“When the doctor came this morning he was so pleased with the improvement, he said she was quite sure to get well now,” she said.

“Thank Heaven!” he cried fervently, and after a momentary hesitation, he added earnestly:

“Mrs. Cline, do me one favor, and I will never forget it. If that fellow, Weston, comes to see her again, do not admit him to see the patient. Tell him she is improving, but can see no one.”

“I’ll do as you say, sir, but Lor’ bless you, some of them actor folks comes here every day to ask about her.”

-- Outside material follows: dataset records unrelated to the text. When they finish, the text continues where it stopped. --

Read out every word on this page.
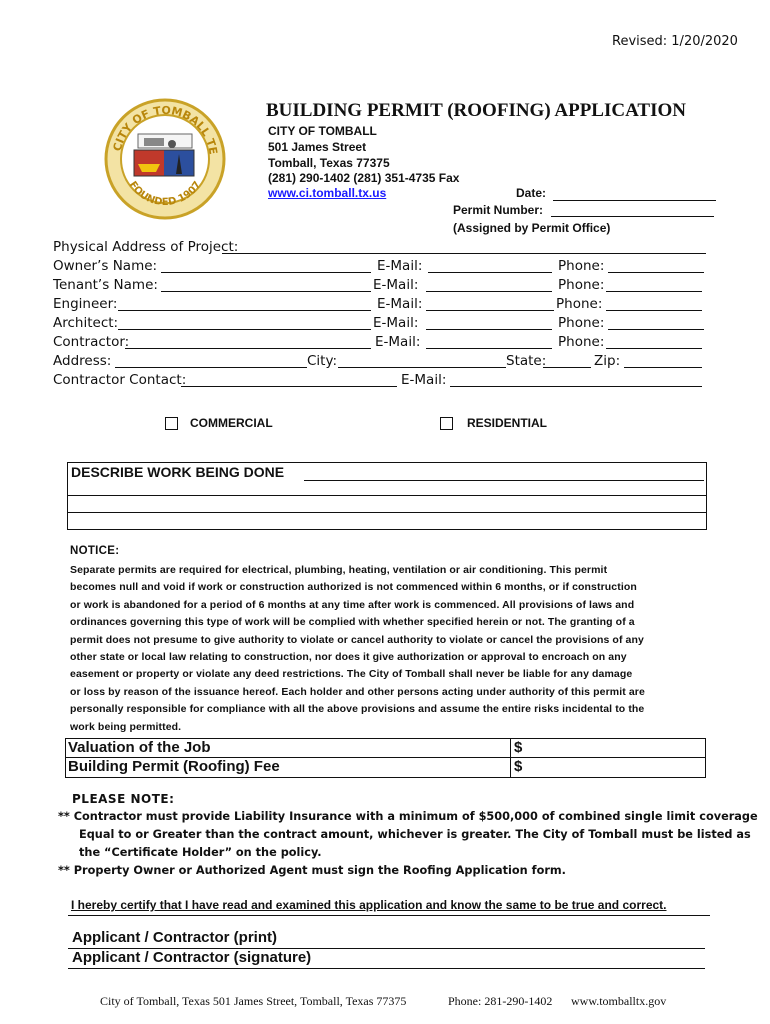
Revised: 1/20/2020
CITY OF TOMBALL TE
FOUNDED 1907
BUILDING PERMIT (ROOFING) APPLICATION
CITY OF TOMBALL
501 James Street
Tomball, Texas 77375
(281) 290-1402 (281) 351-4735 Fax
www.ci.tomball.tx.us	Date:
Permit Number:
(Assigned by Permit Office)
Physical Address of Project:
Owner’s Name:	E-Mail:	Phone:
Tenant’s Name:	E-Mail:	Phone:
Engineer:	E-Mail:	Phone:
Architect:	E-Mail:	Phone:
Contractor:	E-Mail:	Phone:
Address:	City:	State:	Zip:
Contractor Contact:	E-Mail:
COMMERCIAL	RESIDENTIAL
DESCRIBE WORK BEING DONE
NOTICE:
Separate permits are required for electrical, plumbing, heating, ventilation or air conditioning. This permit
becomes null and void if work or construction authorized is not commenced within 6 months, or if construction
or work is abandoned for a period of 6 months at any time after work is commenced. All provisions of laws and
ordinances governing this type of work will be complied with whether specified herein or not. The granting of a
permit does not presume to give authority to violate or cancel authority to violate or cancel the provisions of any
other state or local law relating to construction, nor does it give authorization or approval to encroach on any
easement or property or violate any deed restrictions. The City of Tomball shall never be liable for any damage
or loss by reason of the issuance hereof. Each holder and other persons acting under authority of this permit are
personally responsible for compliance with all the above provisions and assume the entire risks incidental to the
work being permitted.
Valuation of the Job	$
Building Permit (Roofing) Fee	$
PLEASE NOTE:
** Contractor must provide Liability Insurance with a minimum of $500,000 of combined single limit coverage
Equal to or Greater than the contract amount, whichever is greater. The City of Tomball must be listed as
the “Certificate Holder” on the policy.
** Property Owner or Authorized Agent must sign the Roofing Application form.
I hereby certify that I have read and examined this application and know the same to be true and correct.
Applicant / Contractor (print)
Applicant / Contractor (signature)
City of Tomball, Texas 501 James Street, Tomball, Texas 77375	Phone: 281-290-1402 www.tomballtx.gov
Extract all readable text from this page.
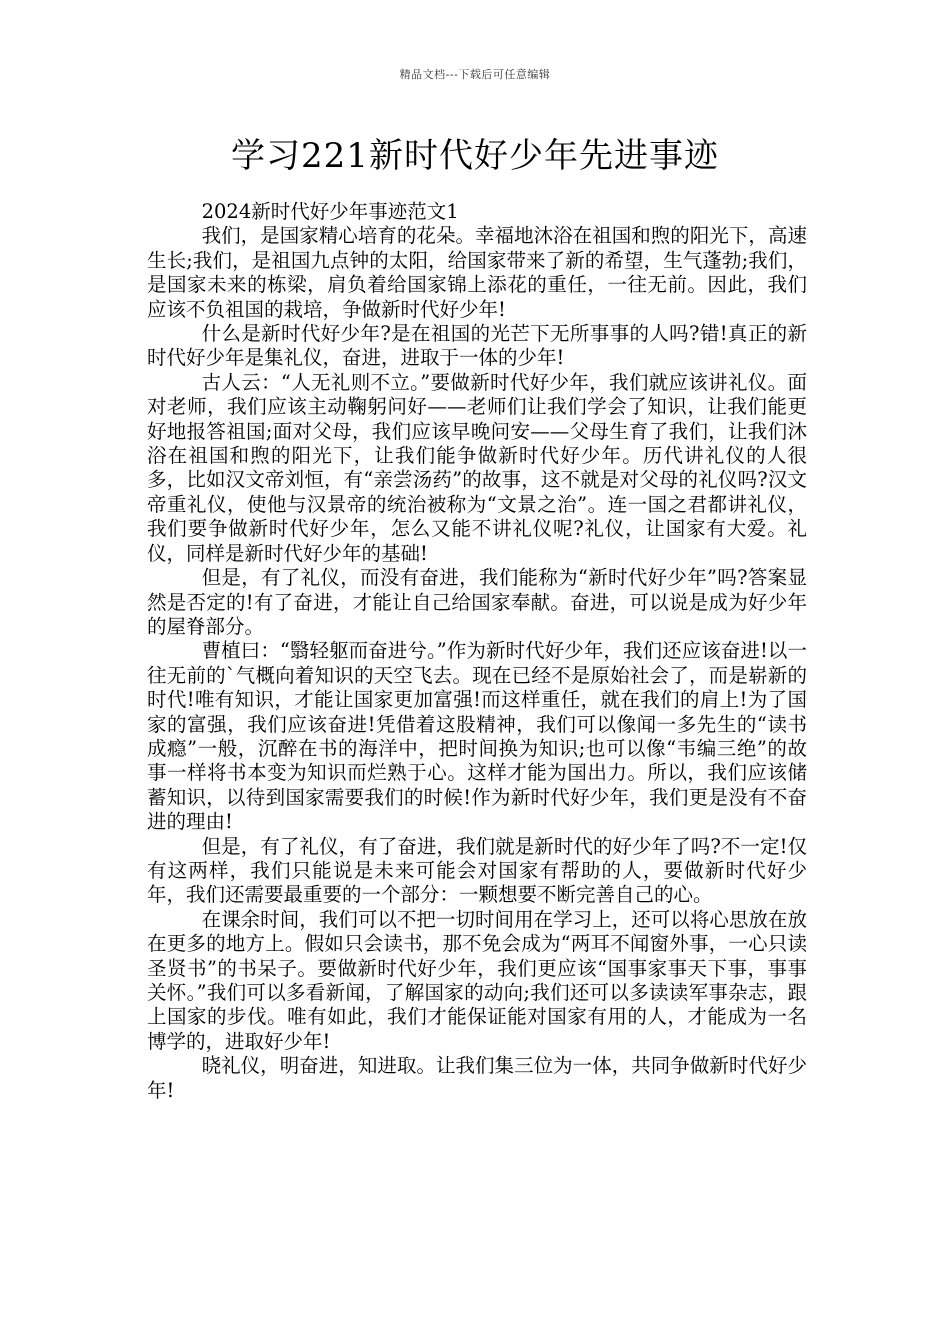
精品文档---下载后可任意编辑
学习221新时代好少年先进事迹

2024新时代好少年事迹范文1

我们，是国家精心培育的花朵。幸福地沐浴在祖国和煦的阳光下，高速生长;我们，是祖国九点钟的太阳，给国家带来了新的希望，生气蓬勃;我们，是国家未来的栋梁，肩负着给国家锦上添花的重任，一往无前。因此，我们应该不负祖国的栽培，争做新时代好少年!

什么是新时代好少年?是在祖国的光芒下无所事事的人吗?错!真正的新时代好少年是集礼仪，奋进，进取于一体的少年!

古人云：“人无礼则不立。”要做新时代好少年，我们就应该讲礼仪。面对老师，我们应该主动鞠躬问好——老师们让我们学会了知识，让我们能更好地报答祖国;面对父母，我们应该早晚问安——父母生育了我们，让我们沐浴在祖国和煦的阳光下，让我们能争做新时代好少年。历代讲礼仪的人很多，比如汉文帝刘恒，有“亲尝汤药”的故事，这不就是对父母的礼仪吗?汉文帝重礼仪，使他与汉景帝的统治被称为“文景之治”。连一国之君都讲礼仪，我们要争做新时代好少年，怎么又能不讲礼仪呢?礼仪，让国家有大爱。礼仪，同样是新时代好少年的基础!

但是，有了礼仪，而没有奋进，我们能称为“新时代好少年”吗?答案显然是否定的!有了奋进，才能让自己给国家奉献。奋进，可以说是成为好少年的屋脊部分。

曹植曰：“翳轻躯而奋进兮。”作为新时代好少年，我们还应该奋进!以一往无前的`气概向着知识的天空飞去。现在已经不是原始社会了，而是崭新的时代!唯有知识，才能让国家更加富强!而这样重任，就在我们的肩上!为了国家的富强，我们应该奋进!凭借着这股精神，我们可以像闻一多先生的“读书成瘾”一般，沉醉在书的海洋中，把时间换为知识;也可以像“韦编三绝”的故事一样将书本变为知识而烂熟于心。这样才能为国出力。所以，我们应该储蓄知识，以待到国家需要我们的时候!作为新时代好少年，我们更是没有不奋进的理由!

但是，有了礼仪，有了奋进，我们就是新时代的好少年了吗?不一定!仅有这两样，我们只能说是未来可能会对国家有帮助的人，要做新时代好少年，我们还需要最重要的一个部分：一颗想要不断完善自己的心。

在课余时间，我们可以不把一切时间用在学习上，还可以将心思放在放在更多的地方上。假如只会读书，那不免会成为“两耳不闻窗外事，一心只读圣贤书”的书呆子。要做新时代好少年，我们更应该“国事家事天下事，事事关怀。”我们可以多看新闻，了解国家的动向;我们还可以多读读军事杂志，跟上国家的步伐。唯有如此，我们才能保证能对国家有用的人，才能成为一名博学的，进取好少年!

晓礼仪，明奋进，知进取。让我们集三位为一体，共同争做新时代好少年!
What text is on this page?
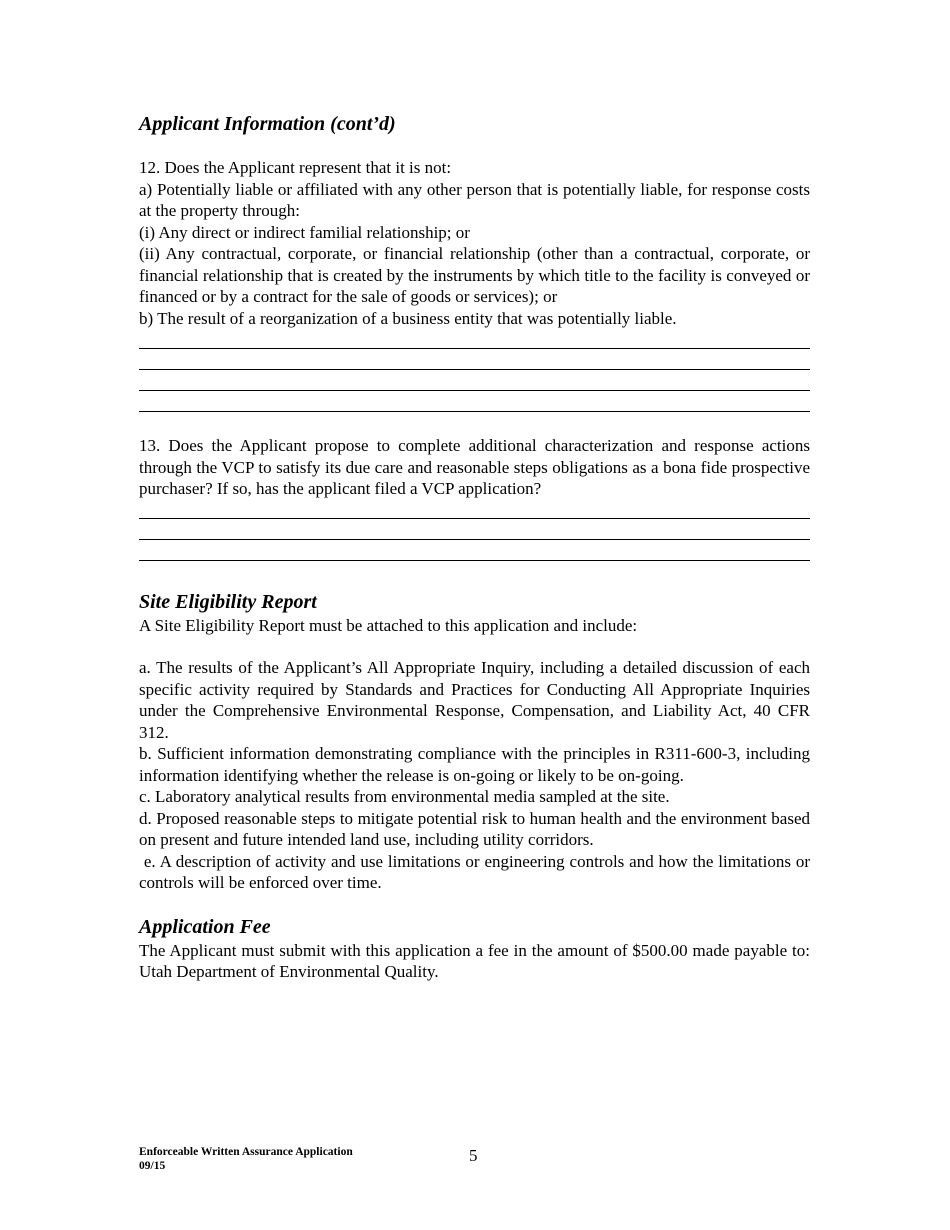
Applicant Information (cont’d)

12. Does the Applicant represent that it is not:

a) Potentially liable or affiliated with any other person that is potentially liable, for response costs at the property through:

(i) Any direct or indirect familial relationship; or

(ii) Any contractual, corporate, or financial relationship (other than a contractual, corporate, or financial relationship that is created by the instruments by which title to the facility is conveyed or financed or by a contract for the sale of goods or services); or

b) The result of a reorganization of a business entity that was potentially liable.

13. Does the Applicant propose to complete additional characterization and response actions through the VCP to satisfy its due care and reasonable steps obligations as a bona fide prospective purchaser? If so, has the applicant filed a VCP application?

Site Eligibility Report

A Site Eligibility Report must be attached to this application and include:

a. The results of the Applicant’s All Appropriate Inquiry, including a detailed discussion of each specific activity required by Standards and Practices for Conducting All Appropriate Inquiries under the Comprehensive Environmental Response, Compensation, and Liability Act, 40 CFR 312.

b. Sufficient information demonstrating compliance with the principles in R311-600-3, including information identifying whether the release is on-going or likely to be on-going.

c. Laboratory analytical results from environmental media sampled at the site.

d. Proposed reasonable steps to mitigate potential risk to human health and the environment based on present and future intended land use, including utility corridors.

e. A description of activity and use limitations or engineering controls and how the limitations or controls will be enforced over time.

Application Fee

The Applicant must submit with this application a fee in the amount of $500.00 made payable to: Utah Department of Environmental Quality.

Enforceable Written Assurance Application
09/15
5
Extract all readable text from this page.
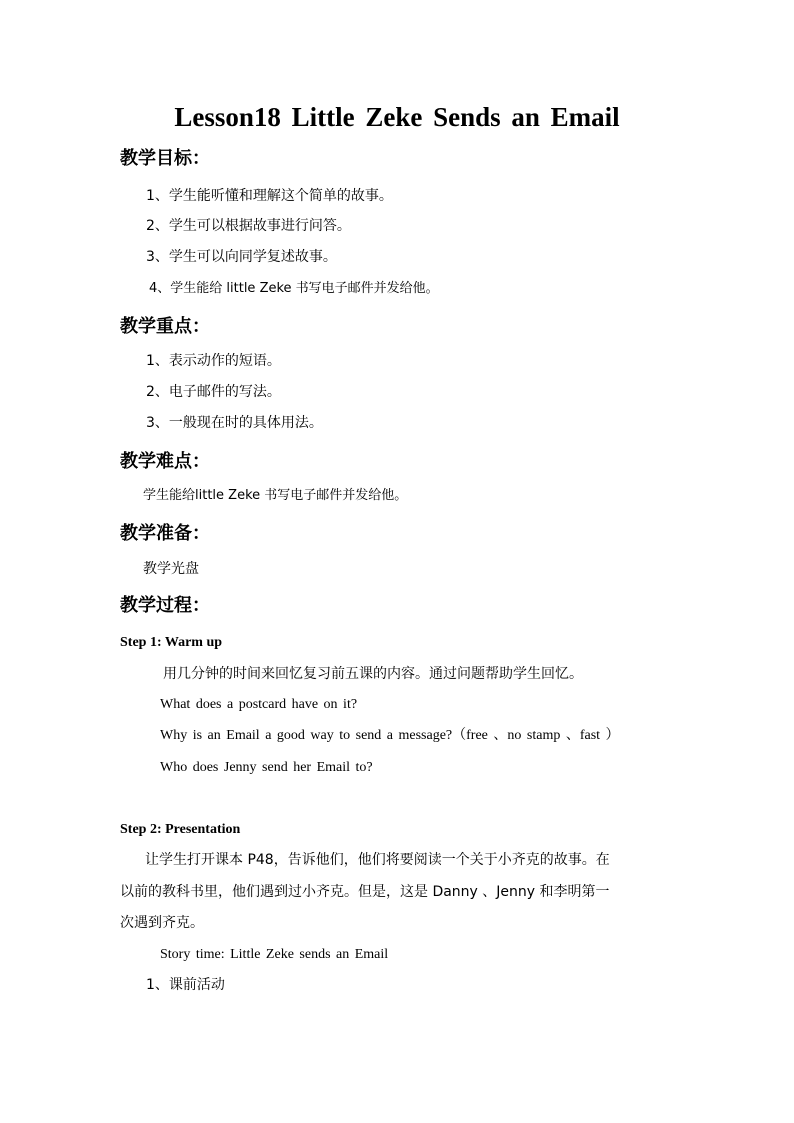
Lesson18 Little Zeke Sends an Email
教学目标：
1、学生能听懂和理解这个简单的故事。
2、学生可以根据故事进行问答。
3、学生可以向同学复述故事。
4、学生能给 little Zeke 书写电子邮件并发给他。
教学重点：
1、表示动作的短语。
2、电子邮件的写法。
3、一般现在时的具体用法。
教学难点：
学生能给little Zeke 书写电子邮件并发给他。
教学准备：
教学光盘
教学过程：
Step 1: Warm up
用几分钟的时间来回忆复习前五课的内容。通过问题帮助学生回忆。
What does a postcard have on it?
Why is an Email a good way to send a message?（free 、no stamp 、fast ）
Who does Jenny send her Email to?
Step 2: Presentation
让学生打开课本 P48，告诉他们，他们将要阅读一个关于小齐克的故事。在
以前的教科书里，他们遇到过小齐克。但是，这是 Danny 、Jenny 和李明第一
次遇到齐克。
Story time: Little Zeke sends an Email
1、课前活动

“But remember, I wish to be the first one admitted to her presence when she is able to see any one,” he replied.

CHAPTER XXI.
THE HAPPY MEETING.

But April had succeeded March before Berry was fairly convalescent.

A long and weary month she had lain upon that bed of pain before life struggled back for certain into her weary, battered frame, and the light of memory shone again in her big, pathetic brown eyes.

Then she began to get well very fast, and to betray a great curiosity over everything, asking questions that the doctor said might be freely answered.

So before she was permitted to see any one but her nurses, she knew all there was to tell—that Charley Bonair, the millionaire senator’s only son, had rescued her from Bruin’s clutches at the peril of his own life, and that the mysterious assailant had put a ball in his shoulder as he bent over her in the pit.